Despite a fairly successful first 10 months in business, Sands was supposed to open two months earlier, but had to put it off due to safer-at-home orders from Gov. Tony Evers.

Sands admits it was frustrating, and doubts loomed high at times.

“I was going to open up in April 2020, but for obvious reasons I didn’t and couldn’t. Being in retail all my life and collectibles, it was a little frustrating to open because I felt like the process was… I was not going to get a lot of people, I wasn’t going to be able to aggressively open in a proper fashion,” said Sands.

Yet, he found the silver linings as well.

“On the plus side, my spot is very small and the rent is not very expensive, so compared to other businesses with rent of $1,000 to $2,000 a month, that was hard for them to carry on in the pandemic,” Sands said. “For me, I’m more so able to do a long-term soft open.”

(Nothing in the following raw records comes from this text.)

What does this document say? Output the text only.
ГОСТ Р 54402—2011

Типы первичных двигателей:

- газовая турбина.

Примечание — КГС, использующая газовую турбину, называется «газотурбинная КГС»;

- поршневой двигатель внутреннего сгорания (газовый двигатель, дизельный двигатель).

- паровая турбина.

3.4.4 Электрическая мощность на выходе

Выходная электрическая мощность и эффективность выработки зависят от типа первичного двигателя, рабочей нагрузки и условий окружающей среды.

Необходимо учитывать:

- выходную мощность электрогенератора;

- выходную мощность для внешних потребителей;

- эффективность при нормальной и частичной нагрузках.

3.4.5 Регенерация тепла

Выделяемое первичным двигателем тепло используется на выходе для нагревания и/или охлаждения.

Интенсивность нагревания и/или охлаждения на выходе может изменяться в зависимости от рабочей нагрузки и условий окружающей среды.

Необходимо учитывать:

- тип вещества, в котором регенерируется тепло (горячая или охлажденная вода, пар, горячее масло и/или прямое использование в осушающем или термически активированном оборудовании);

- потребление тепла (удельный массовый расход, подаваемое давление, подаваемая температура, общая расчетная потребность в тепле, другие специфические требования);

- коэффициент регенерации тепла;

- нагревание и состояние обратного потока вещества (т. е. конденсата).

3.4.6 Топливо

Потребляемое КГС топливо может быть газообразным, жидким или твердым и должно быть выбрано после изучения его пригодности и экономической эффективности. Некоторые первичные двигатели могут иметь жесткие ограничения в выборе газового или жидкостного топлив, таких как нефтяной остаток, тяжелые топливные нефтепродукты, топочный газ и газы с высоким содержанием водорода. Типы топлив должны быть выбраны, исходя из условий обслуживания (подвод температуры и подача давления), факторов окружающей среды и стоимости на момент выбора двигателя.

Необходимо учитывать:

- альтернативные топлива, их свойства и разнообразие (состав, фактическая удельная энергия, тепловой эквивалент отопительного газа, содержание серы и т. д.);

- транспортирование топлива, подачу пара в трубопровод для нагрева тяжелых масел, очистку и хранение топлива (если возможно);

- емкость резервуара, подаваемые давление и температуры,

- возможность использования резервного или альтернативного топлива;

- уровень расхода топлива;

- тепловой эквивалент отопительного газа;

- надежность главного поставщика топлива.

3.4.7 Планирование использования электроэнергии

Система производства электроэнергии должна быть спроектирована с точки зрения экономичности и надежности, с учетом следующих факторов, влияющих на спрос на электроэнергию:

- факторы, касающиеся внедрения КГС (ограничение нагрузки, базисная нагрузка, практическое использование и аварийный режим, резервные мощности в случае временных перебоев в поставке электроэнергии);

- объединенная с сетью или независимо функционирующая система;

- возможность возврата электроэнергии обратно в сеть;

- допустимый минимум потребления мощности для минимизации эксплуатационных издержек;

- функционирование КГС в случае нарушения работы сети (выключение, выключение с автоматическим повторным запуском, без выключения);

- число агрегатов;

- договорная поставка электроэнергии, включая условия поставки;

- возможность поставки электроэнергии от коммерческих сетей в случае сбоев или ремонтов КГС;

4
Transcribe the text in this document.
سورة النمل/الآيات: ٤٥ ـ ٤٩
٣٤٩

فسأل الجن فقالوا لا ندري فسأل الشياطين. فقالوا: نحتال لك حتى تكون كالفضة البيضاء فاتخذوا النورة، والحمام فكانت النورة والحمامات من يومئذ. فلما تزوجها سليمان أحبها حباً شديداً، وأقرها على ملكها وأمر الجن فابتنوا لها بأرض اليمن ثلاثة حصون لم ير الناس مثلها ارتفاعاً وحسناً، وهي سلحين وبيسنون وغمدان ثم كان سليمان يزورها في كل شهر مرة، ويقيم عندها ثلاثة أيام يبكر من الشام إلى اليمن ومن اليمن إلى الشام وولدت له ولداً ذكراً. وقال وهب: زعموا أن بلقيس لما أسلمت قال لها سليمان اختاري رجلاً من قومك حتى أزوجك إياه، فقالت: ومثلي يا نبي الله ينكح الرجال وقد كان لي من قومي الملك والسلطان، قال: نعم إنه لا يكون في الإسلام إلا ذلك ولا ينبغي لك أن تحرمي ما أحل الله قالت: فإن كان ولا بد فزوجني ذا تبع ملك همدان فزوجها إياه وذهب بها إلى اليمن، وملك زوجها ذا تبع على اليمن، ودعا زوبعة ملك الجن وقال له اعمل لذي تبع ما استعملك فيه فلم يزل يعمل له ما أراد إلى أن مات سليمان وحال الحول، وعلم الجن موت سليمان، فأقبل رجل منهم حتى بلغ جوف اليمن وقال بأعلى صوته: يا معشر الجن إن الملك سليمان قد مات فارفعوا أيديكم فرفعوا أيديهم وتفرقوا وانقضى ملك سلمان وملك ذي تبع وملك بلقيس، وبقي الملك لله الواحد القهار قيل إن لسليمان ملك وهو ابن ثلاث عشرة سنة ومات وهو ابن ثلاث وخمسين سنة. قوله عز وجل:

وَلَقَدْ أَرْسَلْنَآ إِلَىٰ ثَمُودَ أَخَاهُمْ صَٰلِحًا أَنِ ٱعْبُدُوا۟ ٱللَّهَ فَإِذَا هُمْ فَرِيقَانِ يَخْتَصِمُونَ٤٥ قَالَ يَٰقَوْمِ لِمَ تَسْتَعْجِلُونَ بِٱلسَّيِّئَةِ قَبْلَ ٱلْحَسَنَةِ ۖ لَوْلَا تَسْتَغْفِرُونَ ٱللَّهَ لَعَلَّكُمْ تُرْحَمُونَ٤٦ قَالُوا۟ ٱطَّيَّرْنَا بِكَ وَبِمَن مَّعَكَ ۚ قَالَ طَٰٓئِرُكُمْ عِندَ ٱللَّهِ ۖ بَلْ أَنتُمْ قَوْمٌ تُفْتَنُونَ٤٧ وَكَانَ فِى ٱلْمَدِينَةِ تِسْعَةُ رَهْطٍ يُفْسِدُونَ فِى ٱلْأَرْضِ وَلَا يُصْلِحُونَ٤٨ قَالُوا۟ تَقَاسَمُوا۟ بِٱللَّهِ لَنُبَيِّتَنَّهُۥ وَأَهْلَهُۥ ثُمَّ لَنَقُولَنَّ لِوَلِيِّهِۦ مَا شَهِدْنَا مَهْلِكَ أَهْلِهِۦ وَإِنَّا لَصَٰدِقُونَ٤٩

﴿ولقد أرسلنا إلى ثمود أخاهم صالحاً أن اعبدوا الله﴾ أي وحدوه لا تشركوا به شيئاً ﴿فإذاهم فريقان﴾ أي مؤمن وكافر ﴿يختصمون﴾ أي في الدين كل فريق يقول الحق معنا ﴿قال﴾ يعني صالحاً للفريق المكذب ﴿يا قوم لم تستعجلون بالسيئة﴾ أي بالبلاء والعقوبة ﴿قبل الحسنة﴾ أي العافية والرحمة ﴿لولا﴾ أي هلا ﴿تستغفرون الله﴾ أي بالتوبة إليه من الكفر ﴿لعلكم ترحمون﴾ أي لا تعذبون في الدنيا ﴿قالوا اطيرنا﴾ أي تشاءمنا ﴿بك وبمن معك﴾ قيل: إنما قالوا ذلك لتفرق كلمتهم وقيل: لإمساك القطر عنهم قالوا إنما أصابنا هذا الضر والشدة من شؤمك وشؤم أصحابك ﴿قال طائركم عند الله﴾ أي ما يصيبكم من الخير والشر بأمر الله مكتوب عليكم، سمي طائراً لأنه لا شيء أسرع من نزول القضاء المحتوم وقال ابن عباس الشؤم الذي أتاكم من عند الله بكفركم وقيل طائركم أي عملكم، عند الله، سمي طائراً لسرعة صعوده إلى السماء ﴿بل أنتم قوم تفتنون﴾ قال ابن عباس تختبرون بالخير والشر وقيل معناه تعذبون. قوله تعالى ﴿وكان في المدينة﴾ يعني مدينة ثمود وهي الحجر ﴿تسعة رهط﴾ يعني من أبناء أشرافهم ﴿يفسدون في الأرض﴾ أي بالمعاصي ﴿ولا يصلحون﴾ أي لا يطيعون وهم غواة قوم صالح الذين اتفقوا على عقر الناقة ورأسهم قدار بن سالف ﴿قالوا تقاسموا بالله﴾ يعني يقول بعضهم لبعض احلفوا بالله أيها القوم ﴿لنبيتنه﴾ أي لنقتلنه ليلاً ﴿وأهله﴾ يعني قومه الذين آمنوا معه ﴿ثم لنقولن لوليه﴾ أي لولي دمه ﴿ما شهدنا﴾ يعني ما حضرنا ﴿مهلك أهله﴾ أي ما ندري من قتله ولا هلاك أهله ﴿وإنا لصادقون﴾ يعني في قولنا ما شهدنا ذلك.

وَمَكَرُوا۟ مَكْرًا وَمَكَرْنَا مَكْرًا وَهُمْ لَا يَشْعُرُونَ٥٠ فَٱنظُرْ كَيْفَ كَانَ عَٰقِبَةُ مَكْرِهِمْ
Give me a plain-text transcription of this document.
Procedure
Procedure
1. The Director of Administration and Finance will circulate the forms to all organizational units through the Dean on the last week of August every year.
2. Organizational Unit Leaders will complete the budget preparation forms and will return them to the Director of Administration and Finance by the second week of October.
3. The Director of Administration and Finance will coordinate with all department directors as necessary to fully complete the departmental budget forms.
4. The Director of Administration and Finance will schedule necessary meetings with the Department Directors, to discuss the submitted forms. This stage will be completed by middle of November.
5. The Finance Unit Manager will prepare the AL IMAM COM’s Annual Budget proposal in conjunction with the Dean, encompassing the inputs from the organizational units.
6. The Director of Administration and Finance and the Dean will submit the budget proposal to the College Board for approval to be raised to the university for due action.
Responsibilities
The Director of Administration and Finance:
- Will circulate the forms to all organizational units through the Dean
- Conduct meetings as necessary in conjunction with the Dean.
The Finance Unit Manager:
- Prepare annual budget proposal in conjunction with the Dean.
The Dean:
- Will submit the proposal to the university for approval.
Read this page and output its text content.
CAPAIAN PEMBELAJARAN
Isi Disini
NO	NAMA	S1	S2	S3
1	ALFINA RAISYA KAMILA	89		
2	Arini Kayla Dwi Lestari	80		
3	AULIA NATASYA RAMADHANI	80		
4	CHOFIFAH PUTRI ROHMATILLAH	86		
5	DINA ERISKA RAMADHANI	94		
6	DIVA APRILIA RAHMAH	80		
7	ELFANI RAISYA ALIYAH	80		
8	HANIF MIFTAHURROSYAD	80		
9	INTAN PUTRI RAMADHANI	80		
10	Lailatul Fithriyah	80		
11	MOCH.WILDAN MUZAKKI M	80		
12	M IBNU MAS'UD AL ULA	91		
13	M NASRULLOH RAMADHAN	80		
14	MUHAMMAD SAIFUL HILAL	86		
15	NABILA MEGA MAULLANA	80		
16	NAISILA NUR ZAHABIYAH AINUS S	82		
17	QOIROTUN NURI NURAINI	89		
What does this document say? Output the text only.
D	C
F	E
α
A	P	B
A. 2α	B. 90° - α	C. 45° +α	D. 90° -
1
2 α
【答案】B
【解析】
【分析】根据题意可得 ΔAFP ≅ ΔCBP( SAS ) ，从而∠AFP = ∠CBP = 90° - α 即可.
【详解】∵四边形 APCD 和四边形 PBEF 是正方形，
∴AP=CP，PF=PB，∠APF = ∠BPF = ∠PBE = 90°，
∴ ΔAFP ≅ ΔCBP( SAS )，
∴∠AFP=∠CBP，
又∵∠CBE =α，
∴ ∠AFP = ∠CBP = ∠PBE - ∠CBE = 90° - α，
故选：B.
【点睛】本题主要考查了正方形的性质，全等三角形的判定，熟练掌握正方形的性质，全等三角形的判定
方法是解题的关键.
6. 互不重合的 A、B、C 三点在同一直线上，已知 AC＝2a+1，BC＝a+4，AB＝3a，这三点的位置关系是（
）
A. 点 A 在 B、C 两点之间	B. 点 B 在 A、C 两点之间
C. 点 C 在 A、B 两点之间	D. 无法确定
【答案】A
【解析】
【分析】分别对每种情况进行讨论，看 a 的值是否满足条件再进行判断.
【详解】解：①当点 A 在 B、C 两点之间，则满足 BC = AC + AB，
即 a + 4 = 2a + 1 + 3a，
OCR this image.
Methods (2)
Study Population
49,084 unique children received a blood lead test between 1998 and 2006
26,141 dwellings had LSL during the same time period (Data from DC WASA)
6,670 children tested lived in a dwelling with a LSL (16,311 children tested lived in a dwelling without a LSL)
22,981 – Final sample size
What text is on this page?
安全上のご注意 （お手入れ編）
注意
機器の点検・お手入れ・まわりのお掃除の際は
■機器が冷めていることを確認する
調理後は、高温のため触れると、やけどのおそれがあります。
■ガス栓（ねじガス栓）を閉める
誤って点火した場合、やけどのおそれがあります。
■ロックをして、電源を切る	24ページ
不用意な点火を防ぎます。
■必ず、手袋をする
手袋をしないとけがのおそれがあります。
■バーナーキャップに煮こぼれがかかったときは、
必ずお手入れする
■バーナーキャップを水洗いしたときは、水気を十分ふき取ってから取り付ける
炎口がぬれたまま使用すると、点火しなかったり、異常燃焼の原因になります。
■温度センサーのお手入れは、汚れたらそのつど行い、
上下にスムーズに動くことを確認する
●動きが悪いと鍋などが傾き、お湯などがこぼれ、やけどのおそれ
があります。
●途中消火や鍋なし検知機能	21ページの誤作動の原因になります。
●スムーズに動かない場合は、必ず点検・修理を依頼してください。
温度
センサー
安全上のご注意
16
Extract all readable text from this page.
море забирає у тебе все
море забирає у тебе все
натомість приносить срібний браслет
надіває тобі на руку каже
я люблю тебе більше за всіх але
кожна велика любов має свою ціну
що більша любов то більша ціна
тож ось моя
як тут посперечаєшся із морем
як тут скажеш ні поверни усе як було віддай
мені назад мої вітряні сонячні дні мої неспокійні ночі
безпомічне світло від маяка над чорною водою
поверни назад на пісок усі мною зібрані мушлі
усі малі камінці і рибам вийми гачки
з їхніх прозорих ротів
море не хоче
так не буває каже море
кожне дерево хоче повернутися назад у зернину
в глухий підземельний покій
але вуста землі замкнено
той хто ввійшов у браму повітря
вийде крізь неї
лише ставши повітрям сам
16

The Door focuses mainly on the heavy metal and punk genres, though the store also carries a small selection of jazz, blues, and classical music as well.

Sands doesn’t only have music for sale, though. The Door also includes a collector’s movie section, posters, t-shirts, and books.

“If it’s very guitar driven, loud, and fast, that’s what the niche of the store is,” Sands said. “One of the reasons why I did that is, when I was collecting records, when I was trading with collectors in the past, I never sold off my rock and punk because I knew it would become more valuable over time.”

The Door’s operating hours are another charm that makes the collector’s shop unique. As a dad, Sands said he has to keep The Door’s hours more sporadic as he tries to navigate virtual school with his son and his wife’s full-time career.

He encourages customers to follow The Door’s social media pages to stay up to date on the record store’s weekly hours, which are typically on Fridays and Sundays, with the occasional Saturday.

Sands said opening The Door is one of the best decisions he’s made in life.

“It was one of the coolest things to do, to find that cool niche market, and it’s worked out really well for me,” Sands said.